Asking questions is generally about getting answers, not pissing people off, isn’t it? If you think otherwise, just forget it, but if we agree on this it’s worth noting that sometimes to ask questions means more than to barely inform someone what you would like them to tell you and wait.
Usually it just doesn’t work like “fire and forget”. Why? Because people are busy with things of great importance and urgency (even if they just seem to be seating and picking their nose), with delivering results they’re being accounted for and probably with thousands of other better things to be occupied with than answering your endless lists of questions. So what can you do?
In most cases the trick is to convince your respondent to cooperate with you during the process of finding answers instead of flooding them with a list of 987987 detailed questions (half of which is relevant only if they answer positively some previous one) and expecting to get them answered.
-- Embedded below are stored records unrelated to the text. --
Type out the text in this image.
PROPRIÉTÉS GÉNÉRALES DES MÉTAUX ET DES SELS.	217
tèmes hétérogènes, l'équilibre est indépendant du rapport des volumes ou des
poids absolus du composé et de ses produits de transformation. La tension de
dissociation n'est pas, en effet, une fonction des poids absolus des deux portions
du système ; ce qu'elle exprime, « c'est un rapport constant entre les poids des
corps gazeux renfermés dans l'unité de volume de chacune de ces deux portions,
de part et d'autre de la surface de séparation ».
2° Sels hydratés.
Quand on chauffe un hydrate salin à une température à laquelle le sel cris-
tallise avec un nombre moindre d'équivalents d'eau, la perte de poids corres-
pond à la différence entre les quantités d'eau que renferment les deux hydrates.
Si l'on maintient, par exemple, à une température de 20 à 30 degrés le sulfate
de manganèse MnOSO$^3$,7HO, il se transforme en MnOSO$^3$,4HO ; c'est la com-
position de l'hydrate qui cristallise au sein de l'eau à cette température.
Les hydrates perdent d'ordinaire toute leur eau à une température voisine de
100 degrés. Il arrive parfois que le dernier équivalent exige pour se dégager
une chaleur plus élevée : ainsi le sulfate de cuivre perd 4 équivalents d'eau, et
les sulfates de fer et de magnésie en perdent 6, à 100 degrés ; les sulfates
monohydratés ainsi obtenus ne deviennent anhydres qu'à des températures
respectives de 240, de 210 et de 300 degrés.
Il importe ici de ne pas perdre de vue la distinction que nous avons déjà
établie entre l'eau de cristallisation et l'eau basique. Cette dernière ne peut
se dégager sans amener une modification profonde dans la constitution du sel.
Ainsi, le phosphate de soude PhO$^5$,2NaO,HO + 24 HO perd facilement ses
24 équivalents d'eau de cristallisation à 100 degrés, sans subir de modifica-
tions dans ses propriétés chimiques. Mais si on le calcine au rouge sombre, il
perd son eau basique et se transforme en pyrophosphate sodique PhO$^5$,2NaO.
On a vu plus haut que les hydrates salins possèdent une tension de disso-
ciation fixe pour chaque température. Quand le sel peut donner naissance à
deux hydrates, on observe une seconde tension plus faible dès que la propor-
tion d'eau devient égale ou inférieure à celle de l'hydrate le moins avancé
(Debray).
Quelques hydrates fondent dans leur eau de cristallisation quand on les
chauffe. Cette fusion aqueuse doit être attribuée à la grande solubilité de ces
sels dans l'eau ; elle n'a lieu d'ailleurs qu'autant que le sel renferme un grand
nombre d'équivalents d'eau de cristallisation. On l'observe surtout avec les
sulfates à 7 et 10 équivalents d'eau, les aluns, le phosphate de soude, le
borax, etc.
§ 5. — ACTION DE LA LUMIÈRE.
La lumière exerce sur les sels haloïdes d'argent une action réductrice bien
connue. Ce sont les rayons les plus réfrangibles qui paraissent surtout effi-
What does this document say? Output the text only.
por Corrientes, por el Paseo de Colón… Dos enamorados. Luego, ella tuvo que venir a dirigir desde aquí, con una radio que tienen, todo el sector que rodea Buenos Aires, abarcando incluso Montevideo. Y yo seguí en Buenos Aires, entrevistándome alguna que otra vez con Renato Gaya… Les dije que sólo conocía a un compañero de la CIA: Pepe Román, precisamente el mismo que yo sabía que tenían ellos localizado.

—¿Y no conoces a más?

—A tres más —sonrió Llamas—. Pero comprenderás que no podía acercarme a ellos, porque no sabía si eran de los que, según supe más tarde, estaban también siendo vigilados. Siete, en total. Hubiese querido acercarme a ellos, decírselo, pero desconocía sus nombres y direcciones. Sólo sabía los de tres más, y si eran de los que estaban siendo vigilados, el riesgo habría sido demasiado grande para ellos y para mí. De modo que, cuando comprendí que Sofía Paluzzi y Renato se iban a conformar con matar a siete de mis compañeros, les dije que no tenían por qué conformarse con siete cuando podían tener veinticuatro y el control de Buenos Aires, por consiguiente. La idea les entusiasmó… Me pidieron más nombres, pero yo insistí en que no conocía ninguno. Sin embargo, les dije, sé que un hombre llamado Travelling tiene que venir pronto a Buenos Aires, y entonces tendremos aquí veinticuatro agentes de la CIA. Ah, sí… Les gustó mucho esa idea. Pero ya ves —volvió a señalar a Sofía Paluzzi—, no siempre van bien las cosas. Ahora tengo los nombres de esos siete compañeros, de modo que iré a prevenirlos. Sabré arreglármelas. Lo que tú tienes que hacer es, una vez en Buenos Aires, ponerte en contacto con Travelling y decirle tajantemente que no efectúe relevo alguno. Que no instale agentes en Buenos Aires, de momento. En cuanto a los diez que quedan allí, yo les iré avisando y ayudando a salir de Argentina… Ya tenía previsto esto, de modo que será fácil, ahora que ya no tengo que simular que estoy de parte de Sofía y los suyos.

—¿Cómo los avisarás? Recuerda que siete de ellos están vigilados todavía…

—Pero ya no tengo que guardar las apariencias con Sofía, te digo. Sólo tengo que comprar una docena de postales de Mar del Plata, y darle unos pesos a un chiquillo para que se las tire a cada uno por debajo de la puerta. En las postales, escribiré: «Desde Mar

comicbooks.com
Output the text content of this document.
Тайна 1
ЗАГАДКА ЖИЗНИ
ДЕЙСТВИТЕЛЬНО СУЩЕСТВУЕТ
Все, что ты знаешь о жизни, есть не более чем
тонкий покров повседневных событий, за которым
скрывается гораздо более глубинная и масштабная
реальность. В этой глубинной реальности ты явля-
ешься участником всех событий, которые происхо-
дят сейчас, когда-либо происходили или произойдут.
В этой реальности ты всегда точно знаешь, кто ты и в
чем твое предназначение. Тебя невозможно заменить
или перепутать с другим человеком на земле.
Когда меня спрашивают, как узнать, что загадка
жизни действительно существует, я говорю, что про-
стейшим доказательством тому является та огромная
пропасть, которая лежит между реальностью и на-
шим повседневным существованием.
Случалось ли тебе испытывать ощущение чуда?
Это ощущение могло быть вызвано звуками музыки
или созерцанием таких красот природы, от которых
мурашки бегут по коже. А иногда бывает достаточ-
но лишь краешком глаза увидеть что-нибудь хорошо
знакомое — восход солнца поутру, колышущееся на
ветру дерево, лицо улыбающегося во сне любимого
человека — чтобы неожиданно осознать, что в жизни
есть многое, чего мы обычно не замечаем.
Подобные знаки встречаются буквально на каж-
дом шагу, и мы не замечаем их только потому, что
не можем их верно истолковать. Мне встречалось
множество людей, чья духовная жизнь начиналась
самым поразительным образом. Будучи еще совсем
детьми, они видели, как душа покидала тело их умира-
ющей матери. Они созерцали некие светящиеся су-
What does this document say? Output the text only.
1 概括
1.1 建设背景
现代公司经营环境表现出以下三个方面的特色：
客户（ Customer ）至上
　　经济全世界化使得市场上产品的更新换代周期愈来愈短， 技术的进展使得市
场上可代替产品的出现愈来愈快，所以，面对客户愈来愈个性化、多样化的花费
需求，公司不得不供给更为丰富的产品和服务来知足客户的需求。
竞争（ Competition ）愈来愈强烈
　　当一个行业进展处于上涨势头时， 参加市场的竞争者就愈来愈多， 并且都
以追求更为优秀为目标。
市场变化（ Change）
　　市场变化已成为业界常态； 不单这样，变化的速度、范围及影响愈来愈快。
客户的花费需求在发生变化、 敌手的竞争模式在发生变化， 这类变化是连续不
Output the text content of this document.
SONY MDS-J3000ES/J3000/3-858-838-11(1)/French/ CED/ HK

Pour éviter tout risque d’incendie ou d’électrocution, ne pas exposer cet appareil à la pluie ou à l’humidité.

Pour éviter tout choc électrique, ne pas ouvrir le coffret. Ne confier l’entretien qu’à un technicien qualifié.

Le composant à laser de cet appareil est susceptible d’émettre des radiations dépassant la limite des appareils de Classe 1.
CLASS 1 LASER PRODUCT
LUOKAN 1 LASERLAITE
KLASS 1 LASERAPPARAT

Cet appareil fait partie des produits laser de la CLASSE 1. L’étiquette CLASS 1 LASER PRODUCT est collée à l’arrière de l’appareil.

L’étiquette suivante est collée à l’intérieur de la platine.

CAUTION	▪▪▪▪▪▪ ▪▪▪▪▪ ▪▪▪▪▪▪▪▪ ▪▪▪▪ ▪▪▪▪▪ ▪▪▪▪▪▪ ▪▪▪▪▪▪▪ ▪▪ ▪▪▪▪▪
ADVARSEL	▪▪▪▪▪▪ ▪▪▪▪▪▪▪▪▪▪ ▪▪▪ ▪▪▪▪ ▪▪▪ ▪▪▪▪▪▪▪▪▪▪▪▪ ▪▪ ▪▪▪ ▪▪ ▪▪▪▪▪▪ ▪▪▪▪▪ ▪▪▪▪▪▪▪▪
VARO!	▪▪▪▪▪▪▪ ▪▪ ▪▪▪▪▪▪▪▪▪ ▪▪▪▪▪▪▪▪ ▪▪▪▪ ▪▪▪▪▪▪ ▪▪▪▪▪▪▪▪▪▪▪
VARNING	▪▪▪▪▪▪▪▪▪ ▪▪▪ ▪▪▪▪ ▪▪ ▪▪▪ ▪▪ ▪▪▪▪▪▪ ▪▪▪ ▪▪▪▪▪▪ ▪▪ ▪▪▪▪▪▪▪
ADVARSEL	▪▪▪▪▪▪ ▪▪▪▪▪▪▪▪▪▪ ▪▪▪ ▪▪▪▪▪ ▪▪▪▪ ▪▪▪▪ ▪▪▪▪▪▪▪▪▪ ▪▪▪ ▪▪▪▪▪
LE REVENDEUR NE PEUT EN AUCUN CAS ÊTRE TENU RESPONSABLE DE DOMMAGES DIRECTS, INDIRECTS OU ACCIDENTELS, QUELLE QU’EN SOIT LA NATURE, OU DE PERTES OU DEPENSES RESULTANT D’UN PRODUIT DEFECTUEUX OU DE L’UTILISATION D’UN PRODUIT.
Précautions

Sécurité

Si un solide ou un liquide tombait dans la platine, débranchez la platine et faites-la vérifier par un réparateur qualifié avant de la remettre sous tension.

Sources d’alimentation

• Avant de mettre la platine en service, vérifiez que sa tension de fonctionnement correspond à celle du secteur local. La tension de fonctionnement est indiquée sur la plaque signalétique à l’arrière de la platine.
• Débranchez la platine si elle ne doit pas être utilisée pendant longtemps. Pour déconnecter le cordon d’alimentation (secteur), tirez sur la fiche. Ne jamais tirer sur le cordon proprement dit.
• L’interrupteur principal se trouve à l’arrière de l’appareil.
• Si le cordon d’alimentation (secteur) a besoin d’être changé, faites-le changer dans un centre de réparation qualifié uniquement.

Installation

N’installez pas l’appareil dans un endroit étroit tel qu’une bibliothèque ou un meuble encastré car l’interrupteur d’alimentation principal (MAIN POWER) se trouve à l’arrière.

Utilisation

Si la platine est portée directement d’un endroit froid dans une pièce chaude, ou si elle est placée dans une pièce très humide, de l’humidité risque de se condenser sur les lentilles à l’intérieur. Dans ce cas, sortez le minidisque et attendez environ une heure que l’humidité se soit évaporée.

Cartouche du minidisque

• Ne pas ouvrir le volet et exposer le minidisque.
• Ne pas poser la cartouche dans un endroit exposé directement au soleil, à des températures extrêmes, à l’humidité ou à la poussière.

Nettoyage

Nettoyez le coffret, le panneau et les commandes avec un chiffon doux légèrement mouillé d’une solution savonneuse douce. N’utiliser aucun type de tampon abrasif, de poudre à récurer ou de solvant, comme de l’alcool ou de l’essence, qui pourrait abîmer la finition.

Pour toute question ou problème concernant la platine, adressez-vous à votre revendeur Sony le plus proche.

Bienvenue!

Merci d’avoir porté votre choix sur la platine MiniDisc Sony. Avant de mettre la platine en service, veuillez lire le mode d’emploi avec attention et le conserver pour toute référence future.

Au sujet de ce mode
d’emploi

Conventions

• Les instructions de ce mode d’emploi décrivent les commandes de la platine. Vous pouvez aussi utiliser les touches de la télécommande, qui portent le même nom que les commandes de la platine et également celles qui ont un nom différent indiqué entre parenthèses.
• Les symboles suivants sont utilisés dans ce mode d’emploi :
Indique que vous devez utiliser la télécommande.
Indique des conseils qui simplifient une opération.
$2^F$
Starting with a small list of general questions, which then can be detailed depending on received answers, seems to be quite a good idea. First of all it’s easier to get someone to answer a short list of questions for you (even if finally there’s gonna be like fifty of these short lists).
Also, what is kind of important too, you can avoid asking a lot of irrelevant questions and save a lot of your respondents’ time.
And yeah, it means you have to interact with your respondents, explain a lot and be patient. But, believe it or not, it pays off — it takes less time and, above all, pisses people off a little bit less.